From Bugzilla Helper: User-Agent: Mozilla/4.0 (compatible; MSIE 5.5; Windows NT 5.0) Description of problem: Depending on how the suid is created it doesn't run as root. How reproducible: Always Steps to Reproduce: 1. Script: #!/usr/bin/perl -U print "Content-type: text/html;\n\n"; $output = `/usr/bin/whoami`; $output2 = `/usr/bin/whoami && /usr/bin/whoami`; print $output . "<BR>"; print $output2 . "<BR>"; 2. chmod 4711 test.pl 3. put it under web tree. 4. output in Red Hat 6.2: root root root output in Red Hat 7.1 root apache apache Running all standard packages. clean installation of Red Hat 7.1 Actual Results: output in Red Hat 7.1 root apache apache Expected Results: output in Red Hat 7.1 root root root Additional info:
I think I found the source of the problem. This is definitely a problem with bash. I did a test and upgraded a 6.2 machine to bash-2.04-21 from Red Hat 7.1 and it stopped working. I also tried bash-2.05-5 from Raw Hide but it didn't fixed the problem.
Apache of Red Hat Linux 7.1 has suEXEC enabled.
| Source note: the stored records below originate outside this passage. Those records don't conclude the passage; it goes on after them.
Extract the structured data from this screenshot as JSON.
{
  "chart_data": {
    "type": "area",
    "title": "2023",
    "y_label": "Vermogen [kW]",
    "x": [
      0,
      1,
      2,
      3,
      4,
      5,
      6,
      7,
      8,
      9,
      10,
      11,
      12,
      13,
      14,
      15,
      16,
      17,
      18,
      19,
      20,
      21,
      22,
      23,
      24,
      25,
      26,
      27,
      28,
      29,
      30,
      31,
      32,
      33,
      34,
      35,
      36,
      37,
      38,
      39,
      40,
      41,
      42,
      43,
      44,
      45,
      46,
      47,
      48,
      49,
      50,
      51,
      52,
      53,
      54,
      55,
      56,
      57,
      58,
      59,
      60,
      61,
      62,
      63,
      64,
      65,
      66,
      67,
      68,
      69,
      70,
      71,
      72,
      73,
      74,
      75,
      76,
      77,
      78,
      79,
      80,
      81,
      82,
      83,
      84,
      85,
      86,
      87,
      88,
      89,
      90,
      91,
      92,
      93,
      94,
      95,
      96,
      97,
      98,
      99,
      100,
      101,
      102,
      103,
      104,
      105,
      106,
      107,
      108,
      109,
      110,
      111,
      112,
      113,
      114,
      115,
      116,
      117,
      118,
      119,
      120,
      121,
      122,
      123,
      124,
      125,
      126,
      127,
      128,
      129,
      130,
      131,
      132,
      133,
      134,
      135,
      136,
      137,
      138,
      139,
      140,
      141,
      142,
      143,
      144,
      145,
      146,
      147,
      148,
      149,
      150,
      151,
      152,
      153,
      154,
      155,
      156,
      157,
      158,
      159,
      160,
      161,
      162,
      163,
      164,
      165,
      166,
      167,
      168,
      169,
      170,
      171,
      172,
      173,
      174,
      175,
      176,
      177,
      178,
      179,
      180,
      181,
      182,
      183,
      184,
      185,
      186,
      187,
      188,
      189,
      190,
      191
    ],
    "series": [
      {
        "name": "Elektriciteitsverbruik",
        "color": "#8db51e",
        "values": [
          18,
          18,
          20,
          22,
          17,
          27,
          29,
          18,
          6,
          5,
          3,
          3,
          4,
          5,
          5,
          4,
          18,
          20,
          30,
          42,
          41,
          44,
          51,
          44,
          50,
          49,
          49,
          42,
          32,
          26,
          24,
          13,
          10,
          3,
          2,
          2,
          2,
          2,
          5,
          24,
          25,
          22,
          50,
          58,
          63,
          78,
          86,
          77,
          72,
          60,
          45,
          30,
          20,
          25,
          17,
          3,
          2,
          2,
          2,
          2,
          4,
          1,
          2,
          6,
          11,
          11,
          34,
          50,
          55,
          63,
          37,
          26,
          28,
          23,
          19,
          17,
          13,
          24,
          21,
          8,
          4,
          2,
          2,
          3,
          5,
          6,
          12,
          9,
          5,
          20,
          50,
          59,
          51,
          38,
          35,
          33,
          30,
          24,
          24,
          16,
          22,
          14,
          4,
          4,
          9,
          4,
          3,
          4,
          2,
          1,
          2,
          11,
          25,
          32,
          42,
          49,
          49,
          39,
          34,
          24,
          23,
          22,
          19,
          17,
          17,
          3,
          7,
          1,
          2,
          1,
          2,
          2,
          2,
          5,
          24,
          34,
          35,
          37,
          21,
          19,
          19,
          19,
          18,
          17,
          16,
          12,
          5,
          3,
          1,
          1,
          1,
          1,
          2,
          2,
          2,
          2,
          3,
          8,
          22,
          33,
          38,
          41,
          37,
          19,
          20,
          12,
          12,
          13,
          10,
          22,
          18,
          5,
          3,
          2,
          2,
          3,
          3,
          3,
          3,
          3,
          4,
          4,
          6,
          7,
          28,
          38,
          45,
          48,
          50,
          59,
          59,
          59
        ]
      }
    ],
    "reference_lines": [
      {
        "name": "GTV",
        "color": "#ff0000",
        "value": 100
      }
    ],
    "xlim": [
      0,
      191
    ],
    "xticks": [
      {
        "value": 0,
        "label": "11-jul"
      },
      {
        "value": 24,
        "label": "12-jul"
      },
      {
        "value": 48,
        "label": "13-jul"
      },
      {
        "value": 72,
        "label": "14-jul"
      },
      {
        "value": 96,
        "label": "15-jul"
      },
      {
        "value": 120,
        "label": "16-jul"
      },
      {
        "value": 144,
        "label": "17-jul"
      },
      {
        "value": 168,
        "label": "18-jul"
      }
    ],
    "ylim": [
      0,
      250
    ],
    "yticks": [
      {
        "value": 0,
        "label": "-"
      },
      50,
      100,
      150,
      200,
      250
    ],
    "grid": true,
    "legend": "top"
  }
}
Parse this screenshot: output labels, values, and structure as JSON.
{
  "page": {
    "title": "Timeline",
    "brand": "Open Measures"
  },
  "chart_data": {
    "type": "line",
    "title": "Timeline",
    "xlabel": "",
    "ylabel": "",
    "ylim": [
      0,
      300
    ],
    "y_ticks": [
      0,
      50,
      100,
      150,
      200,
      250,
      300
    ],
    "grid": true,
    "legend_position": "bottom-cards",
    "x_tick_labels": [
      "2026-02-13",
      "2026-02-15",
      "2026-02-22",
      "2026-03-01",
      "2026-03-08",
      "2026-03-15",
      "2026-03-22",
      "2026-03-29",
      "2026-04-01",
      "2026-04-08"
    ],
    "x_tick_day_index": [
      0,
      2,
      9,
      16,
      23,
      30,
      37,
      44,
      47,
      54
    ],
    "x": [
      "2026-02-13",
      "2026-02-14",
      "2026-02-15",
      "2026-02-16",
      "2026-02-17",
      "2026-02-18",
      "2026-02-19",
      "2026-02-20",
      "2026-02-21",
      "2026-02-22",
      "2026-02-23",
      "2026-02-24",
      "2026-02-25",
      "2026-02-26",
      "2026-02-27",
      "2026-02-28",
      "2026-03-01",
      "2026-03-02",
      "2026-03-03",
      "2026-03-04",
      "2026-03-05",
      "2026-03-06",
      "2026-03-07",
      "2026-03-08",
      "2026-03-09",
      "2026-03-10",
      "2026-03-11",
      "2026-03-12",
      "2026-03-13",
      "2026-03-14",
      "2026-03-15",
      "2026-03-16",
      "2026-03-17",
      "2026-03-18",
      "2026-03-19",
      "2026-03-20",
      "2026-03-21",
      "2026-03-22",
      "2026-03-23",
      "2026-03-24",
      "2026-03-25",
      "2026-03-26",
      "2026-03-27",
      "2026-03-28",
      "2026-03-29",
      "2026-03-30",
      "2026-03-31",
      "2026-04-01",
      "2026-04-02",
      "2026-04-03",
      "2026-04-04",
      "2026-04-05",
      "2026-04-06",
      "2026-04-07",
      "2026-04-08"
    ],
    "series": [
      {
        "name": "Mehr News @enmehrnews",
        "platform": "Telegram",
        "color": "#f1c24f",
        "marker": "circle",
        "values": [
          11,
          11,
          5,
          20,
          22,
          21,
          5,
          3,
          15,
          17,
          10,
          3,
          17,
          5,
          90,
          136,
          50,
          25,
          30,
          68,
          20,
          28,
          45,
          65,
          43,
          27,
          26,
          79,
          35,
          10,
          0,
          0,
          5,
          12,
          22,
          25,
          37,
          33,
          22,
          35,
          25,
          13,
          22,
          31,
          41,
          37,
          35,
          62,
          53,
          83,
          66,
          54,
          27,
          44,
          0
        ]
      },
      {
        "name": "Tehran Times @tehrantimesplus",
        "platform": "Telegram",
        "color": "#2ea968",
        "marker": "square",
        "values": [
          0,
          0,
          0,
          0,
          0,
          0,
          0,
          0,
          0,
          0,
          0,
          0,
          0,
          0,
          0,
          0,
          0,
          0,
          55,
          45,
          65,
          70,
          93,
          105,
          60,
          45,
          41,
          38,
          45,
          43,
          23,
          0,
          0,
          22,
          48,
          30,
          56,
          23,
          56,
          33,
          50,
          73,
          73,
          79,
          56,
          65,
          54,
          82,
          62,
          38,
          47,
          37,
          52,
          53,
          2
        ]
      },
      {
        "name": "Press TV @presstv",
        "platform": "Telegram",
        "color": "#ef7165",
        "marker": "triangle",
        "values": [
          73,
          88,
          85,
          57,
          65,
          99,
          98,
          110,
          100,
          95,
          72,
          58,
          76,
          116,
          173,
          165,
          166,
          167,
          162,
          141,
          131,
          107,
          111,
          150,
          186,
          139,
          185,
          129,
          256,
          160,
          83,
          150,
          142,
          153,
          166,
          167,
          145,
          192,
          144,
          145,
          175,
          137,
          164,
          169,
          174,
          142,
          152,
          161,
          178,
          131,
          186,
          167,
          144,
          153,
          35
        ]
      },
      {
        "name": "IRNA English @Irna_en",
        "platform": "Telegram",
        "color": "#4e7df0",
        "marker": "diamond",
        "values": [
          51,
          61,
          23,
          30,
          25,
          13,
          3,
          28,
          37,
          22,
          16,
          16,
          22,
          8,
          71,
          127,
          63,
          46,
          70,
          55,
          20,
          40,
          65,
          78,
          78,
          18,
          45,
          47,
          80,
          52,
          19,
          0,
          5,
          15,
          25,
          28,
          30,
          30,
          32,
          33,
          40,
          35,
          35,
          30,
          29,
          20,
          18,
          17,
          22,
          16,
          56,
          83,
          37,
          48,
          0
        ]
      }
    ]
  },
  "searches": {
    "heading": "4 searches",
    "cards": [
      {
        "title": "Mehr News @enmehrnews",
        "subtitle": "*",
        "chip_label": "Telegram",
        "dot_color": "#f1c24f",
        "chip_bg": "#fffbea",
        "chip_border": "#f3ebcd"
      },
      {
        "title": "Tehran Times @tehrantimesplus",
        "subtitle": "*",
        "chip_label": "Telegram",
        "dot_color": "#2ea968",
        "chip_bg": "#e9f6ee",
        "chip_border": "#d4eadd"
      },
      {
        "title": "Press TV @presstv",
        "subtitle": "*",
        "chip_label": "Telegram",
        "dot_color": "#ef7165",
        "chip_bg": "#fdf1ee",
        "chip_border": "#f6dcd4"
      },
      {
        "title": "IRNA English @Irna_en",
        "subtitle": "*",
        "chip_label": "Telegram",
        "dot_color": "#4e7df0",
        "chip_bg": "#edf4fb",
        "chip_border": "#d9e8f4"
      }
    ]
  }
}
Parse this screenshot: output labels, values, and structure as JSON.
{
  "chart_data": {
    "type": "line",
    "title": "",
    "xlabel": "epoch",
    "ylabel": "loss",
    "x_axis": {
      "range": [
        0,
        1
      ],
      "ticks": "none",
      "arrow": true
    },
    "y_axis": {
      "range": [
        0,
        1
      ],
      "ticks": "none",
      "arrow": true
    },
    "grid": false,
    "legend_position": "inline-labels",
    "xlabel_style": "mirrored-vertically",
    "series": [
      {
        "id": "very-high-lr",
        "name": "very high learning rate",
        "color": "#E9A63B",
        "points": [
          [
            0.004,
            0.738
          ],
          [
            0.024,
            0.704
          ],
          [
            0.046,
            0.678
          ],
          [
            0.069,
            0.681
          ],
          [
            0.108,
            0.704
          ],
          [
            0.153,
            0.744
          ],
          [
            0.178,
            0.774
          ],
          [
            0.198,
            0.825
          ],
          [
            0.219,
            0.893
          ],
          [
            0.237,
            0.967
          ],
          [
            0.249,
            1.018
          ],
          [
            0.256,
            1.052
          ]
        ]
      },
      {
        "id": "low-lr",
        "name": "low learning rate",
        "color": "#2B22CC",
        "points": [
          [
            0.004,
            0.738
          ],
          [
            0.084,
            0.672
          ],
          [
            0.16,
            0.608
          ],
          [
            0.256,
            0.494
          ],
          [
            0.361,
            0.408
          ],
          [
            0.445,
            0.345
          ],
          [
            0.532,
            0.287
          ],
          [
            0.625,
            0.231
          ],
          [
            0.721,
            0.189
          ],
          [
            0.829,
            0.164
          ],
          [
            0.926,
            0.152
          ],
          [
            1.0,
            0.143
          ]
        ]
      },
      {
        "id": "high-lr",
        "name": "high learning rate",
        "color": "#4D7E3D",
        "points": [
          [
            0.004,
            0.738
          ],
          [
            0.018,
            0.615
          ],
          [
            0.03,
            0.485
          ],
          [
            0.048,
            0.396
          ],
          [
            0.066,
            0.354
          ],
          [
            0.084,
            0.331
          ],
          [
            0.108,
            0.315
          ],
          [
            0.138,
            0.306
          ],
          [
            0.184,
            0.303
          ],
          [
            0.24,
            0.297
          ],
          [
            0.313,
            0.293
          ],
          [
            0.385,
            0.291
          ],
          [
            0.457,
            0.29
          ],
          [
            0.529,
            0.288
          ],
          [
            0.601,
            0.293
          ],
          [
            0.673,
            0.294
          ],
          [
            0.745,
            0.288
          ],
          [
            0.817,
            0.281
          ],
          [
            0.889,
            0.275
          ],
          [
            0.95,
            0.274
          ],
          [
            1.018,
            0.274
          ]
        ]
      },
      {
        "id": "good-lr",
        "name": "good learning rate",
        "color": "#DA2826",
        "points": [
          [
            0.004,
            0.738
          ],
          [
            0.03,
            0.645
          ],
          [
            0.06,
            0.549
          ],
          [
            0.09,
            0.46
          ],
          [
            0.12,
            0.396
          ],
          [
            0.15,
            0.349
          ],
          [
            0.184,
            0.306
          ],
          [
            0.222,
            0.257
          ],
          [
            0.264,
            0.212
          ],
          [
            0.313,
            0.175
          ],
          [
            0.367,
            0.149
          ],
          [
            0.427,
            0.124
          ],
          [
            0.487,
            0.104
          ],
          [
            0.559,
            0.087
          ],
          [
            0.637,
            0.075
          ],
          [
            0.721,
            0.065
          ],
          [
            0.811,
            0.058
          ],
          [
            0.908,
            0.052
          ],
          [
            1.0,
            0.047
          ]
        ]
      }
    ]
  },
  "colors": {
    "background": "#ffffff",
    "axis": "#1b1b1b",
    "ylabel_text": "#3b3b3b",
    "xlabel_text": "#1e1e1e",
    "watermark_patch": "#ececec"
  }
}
You are not allowed to execute as the Superuser and/or execute setuid/setgid scripts/binaries. Consult Apache's suEXEC manual.
The problem is not with apache. If you run this script in a shell prompt ( bash2 ) you get the result described above.
(I was misguided by your summary mentioning Apache. Hence I thought running the script via Apache was involved. I couldn't see how you would get user name "apache".) I can reproduce it now. Try this: cd /bin rm sh ln -s ash sh Or this (test.sh) #! /bin/ash whoami and add $output3 = `test.sh`; print $output3; to your perl script. When using /bin/ash as opposed to /bin/bash, you get "root" in all cases. Perl passes your compound commands on to "sh -c": sh -c /usr/bin/whoami && /usr/bin/whoami Bash doesn't like to execute that setuid. So, this should be assigned to component "bash", not "perl".
I am having the same problem. Where apache is determined not to used as whatever user is of the the suid'ed script. I have tried disabling suexec perl apache's suexec manual by removing /usr/sbin/suexec on redhat 7.1. I even used /usr/bin/suidperl instead of just /usr/bin/perl.. still the same.. this work in 6.2.. sigh..
Indeed, this is rather a bash problem as described in bug 56537. A workaround to obtain the correct result in $output2 would be to replace $output2 = `/usr/bin/whoami && /usr/bin/whoami`; with die "Can't fork: $!" unless defined ($pid = open(KID, "-|")); if ($pid) { $output2 = join("", <KID>); close KID; } else { exec "/bin/sh", "-p", "-c", "/usr/bin/whoami && /usr/bin/whoami" or die "can't exec program: $!"; }
*** This bug has been marked as a duplicate of 56537 ***
Changed to 'CLOSED' state since 'RESOLVED' has been deprecated.